If the user chooses only to bind like files, but the result is a single bound data.frame, output will be a list with one item. For example,
ipeds_init() |>
ipeds_select(instnm, stabbr) |>
ipeds_year(2022:2023) |>
ipeds_get(join = FALSE)
returns a list with one item: a data.frame with two observations per unique UNITID containing the UNITID, institution name, state abbreviation, year, and file name.
Choosing not to bind (which by default also sets
join = FALSE
),
ipeds_init() |>
ipeds_select(instnm, stabbr) |>
ipeds_year(2022:2023) |>
ipeds_get(bind = FALSE)
returns a list of two items: separate data.frames containing UNITID, institution name, state abbreviation, file name, and year for each year.

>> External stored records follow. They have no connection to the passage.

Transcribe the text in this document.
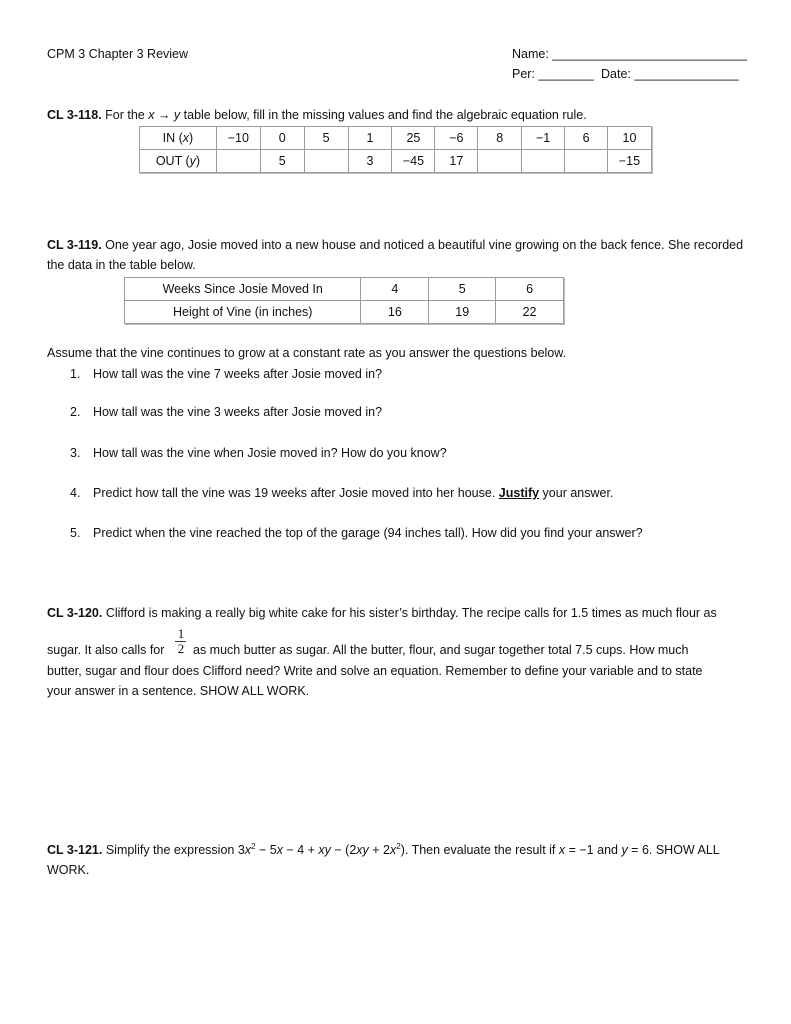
CPM 3 Chapter 3 Review	Name: ____________________________
Per: ________ Date: _______________
CL 3-118. For the x → y table below, fill in the missing values and find the algebraic equation rule.
IN (x)	−10	0	5	1	25	−6	8	−1	6	10
OUT (y)		5		3	−45	17				−15
CL 3-119. One year ago, Josie moved into a new house and noticed a beautiful vine growing on the back fence. She recorded the data in the table below.
Weeks Since Josie Moved In	4	5	6
Height of Vine (in inches)	16	19	22
Assume that the vine continues to grow at a constant rate as you answer the questions below.
1. How tall was the vine 7 weeks after Josie moved in?
2. How tall was the vine 3 weeks after Josie moved in?
3. How tall was the vine when Josie moved in? How do you know?
4. Predict how tall the vine was 19 weeks after Josie moved into her house. Justify your answer.
5. Predict when the vine reached the top of the garage (94 inches tall). How did you find your answer?
CL 3-120. Clifford is making a really big white cake for his sister’s birthday. The recipe calls for 1.5 times as much flour as
sugar. It also calls for
1
2 as much butter as sugar. All the butter, flour, and sugar together total 7.5 cups. How much
butter, sugar and flour does Clifford need? Write and solve an equation. Remember to define your variable and to state
your answer in a sentence. SHOW ALL WORK.
CL 3-121. Simplify the expression $3x^2 - 5x - 4$ + xy − $(2xy + 2x^2)$. Then evaluate the result if x = −1 and y = 6. SHOW ALL
WORK.
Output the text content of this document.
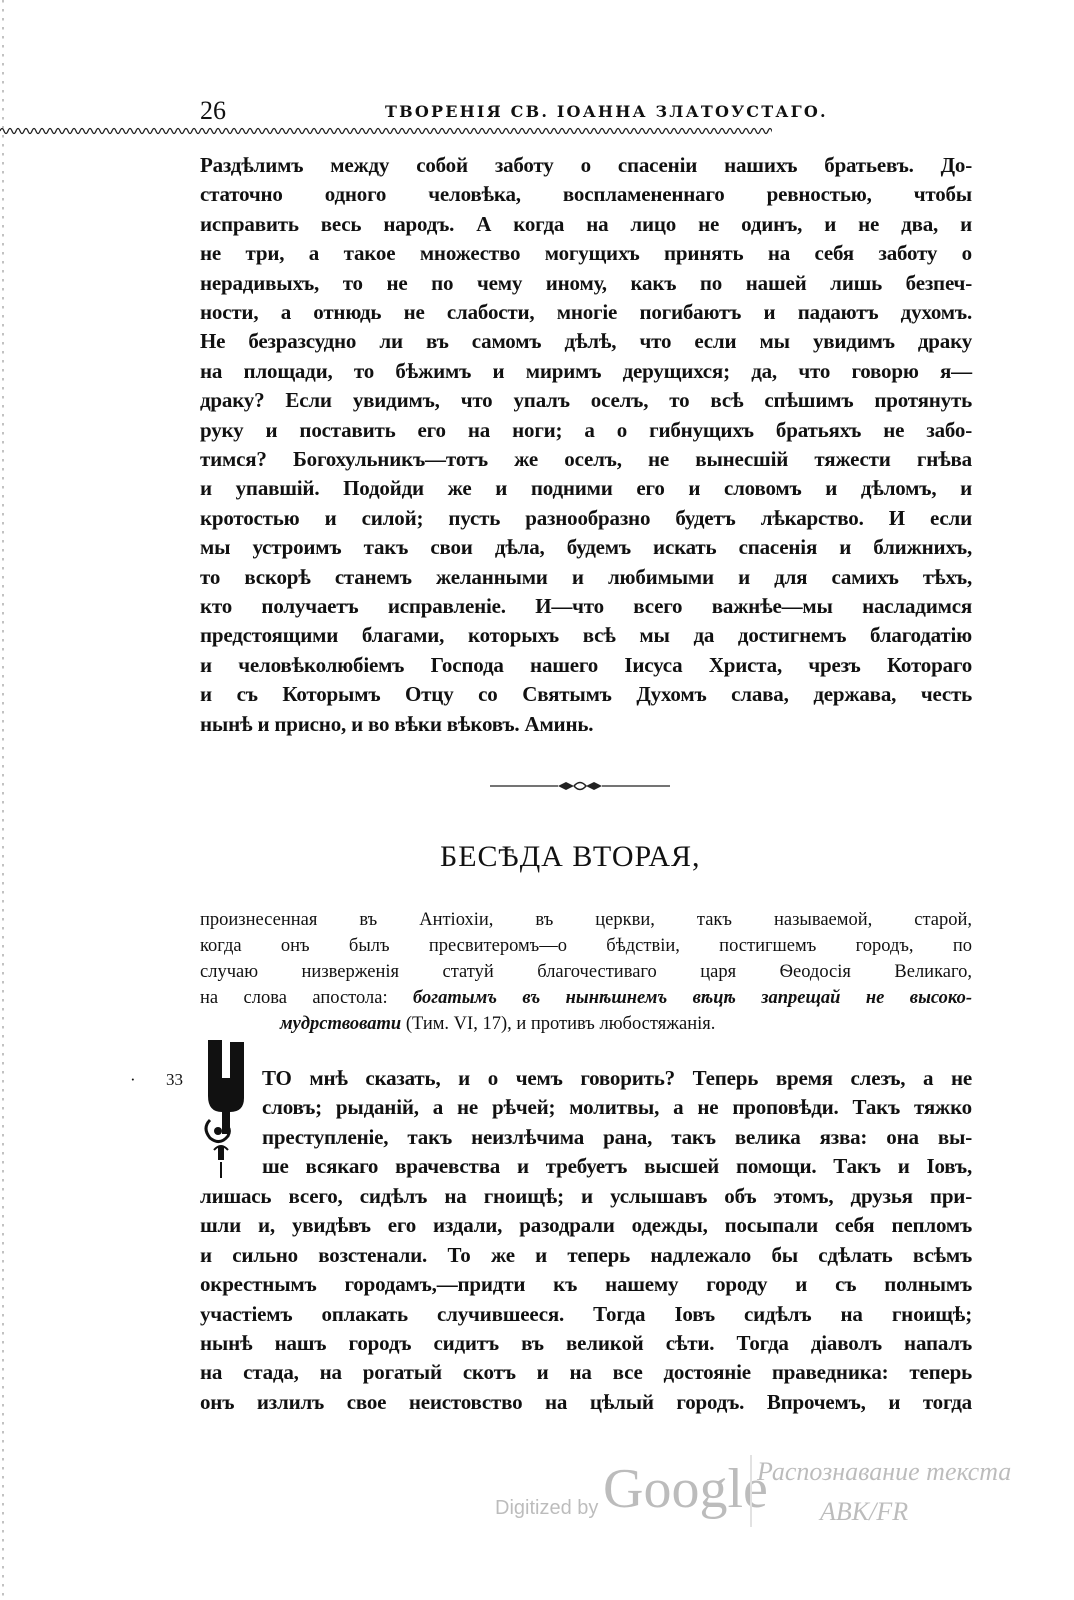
26	ТВОРЕНІЯ СВ. ІОАННА ЗЛАТОУСТАГО.
Раздѣлимъ между собой заботу о спасеніи нашихъ братьевъ. До-
статочно одного человѣка, воспламененнаго ревностью, чтобы
исправить весь народъ. А когда на лицо не одинъ, и не два, и
не три, а такое множество могущихъ принять на себя заботу о
нерадивыхъ, то не по чему иному, какъ по нашей лишь безпеч-
ности, а отнюдь не слабости, многіе погибаютъ и падаютъ духомъ.
Не безразсудно ли въ самомъ дѣлѣ, что если мы увидимъ драку
на площади, то бѣжимъ и миримъ дерущихся; да, что говорю я—
драку? Если увидимъ, что упалъ оселъ, то всѣ спѣшимъ протянуть
руку и поставить его на ноги; а о гибнущихъ братьяхъ не забо-
тимся? Богохульникъ—тотъ же оселъ, не вынесшій тяжести гнѣва
и упавшій. Подойди же и подними его и словомъ и дѣломъ, и
кротостью и силой; пусть разнообразно будетъ лѣкарство. И если
мы устроимъ такъ свои дѣла, будемъ искать спасенія и ближнихъ,
то вскорѣ станемъ желанными и любимыми и для самихъ тѣхъ,
кто получаетъ исправленіе. И—что всего важнѣе—мы насладимся
предстоящими благами, которыхъ всѣ мы да достигнемъ благодатію
и человѣколюбіемъ Господа нашего Іисуса Христа, чрезъ Котораго
и съ Которымъ Отцу со Святымъ Духомъ слава, держава, честь
нынѣ и присно, и во вѣки вѣковъ. Аминь.
БЕСѢДА ВТОРАЯ,
произнесенная въ Антіохіи, въ церкви, такъ называемой, старой,
когда онъ былъ пресвитеромъ—о бѣдствіи, постигшемъ городъ, по
случаю низверженія статуй благочестиваго царя Ѳеодосія Великаго,
на слова апостола: богатымъ въ нынѣшнемъ вѣцѣ запрещай не высоко-
мудрствовати (Тим. VI, 17), и противъ любостяжанія.
· 33	ТО мнѣ сказать, и о чемъ говорить? Теперь время слезъ, а не
словъ; рыданій, а не рѣчей; молитвы, а не проповѣди. Такъ тяжко
преступленіе, такъ неизлѣчима рана, такъ велика язва: она вы-
ше всякаго врачевства и требуетъ высшей помощи. Такъ и Іовъ,
лишась всего, сидѣлъ на гноищѣ; и услышавъ объ этомъ, друзья при-
шли и, увидѣвъ его издали, разодрали одежды, посыпали себя пепломъ
и сильно возстенали. То же и теперь надлежало бы сдѣлать всѣмъ
окрестнымъ городамъ,—придти къ нашему городу и съ полнымъ
участіемъ оплакать случившееся. Тогда Іовъ сидѣлъ на гноищѣ;
нынѣ нашъ городъ сидитъ въ великой сѣти. Тогда діаволъ напалъ
на стада, на рогатый скотъ и на все достояніе праведника: теперь
онъ излилъ свое неистовство на цѣлый городъ. Впрочемъ, и тогда
Digitized by Google
Распознавание текста
ABK/FR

Returning to the original call, choosing either
join = FALSE
or bind = FALSE
,
ipeds_init() |>
ipeds_select(instnm, stabbr) |>
ipeds_year(2023) |>
ipeds_get(bind = FALSE)
will return a single data.frame in a list. Even though this is the
same data (with the addition of the file name in the data.frame) as was
returned in the first call — since all the requested data come from a
single complete data file — ripeds
returns a list instead
of a data.frame object for the sake of consistency.
Speed and memory
The first data request requires a table of current complete data
files to be in the tempdir()
. If ipeds_init()
does not find the table, one will be created by scraping the IPEDS
website, munging the results, and storing the table in
tempdir()
. This step does not take long and once completed,
will not need to be taken again for the rest of the session. Subsequent
data pulls of the same size will be a little faster for not having to
repeat this step.
When making a data call, ripeds
will first check whether
any of the required complete data files are located in the
tempdir()
(this is assuming the user does not have the
files on their machine and did not supply ipeds_init()
with
a local_dir
). Any missing files will be downloaded to the
tempdir()
. For the rest of the session, these files will be
available for subsequent data requests. This is especially useful in
interactive sessions in which the user makes multiple similar calls:
data in memory will not need to be downloaded again. This should make
additional calls faster as more necessary files are in memory.
Individual complete data files are small: both the tables themselves
and the zipped file in which they are downloaded. For most computers and
situations, users should not find that they are taking up too much
memory via temporary file storage in tempdir()
. For older
computers or situations in which memory must be kept open, however,
users may wish to clear out their tempdir()
within a
session. If a user wants to keep the downloaded files,
ipeds_tmp_to_disk()
will save all IPEDS files in memory to
the chosen directory. If a user does not care to save the files, they
can just close the session and reopen a clean one. Alternatively, they
may want to use something like:
file.remove(list.files(tempdir(), full.names = TRUE, pattern = ".zip"))
WARNING The code above will remove all
*.zip
files from tempdir()
. If a user has
saved other zipped files to tempdir()
during the session,
these will be deleted as well.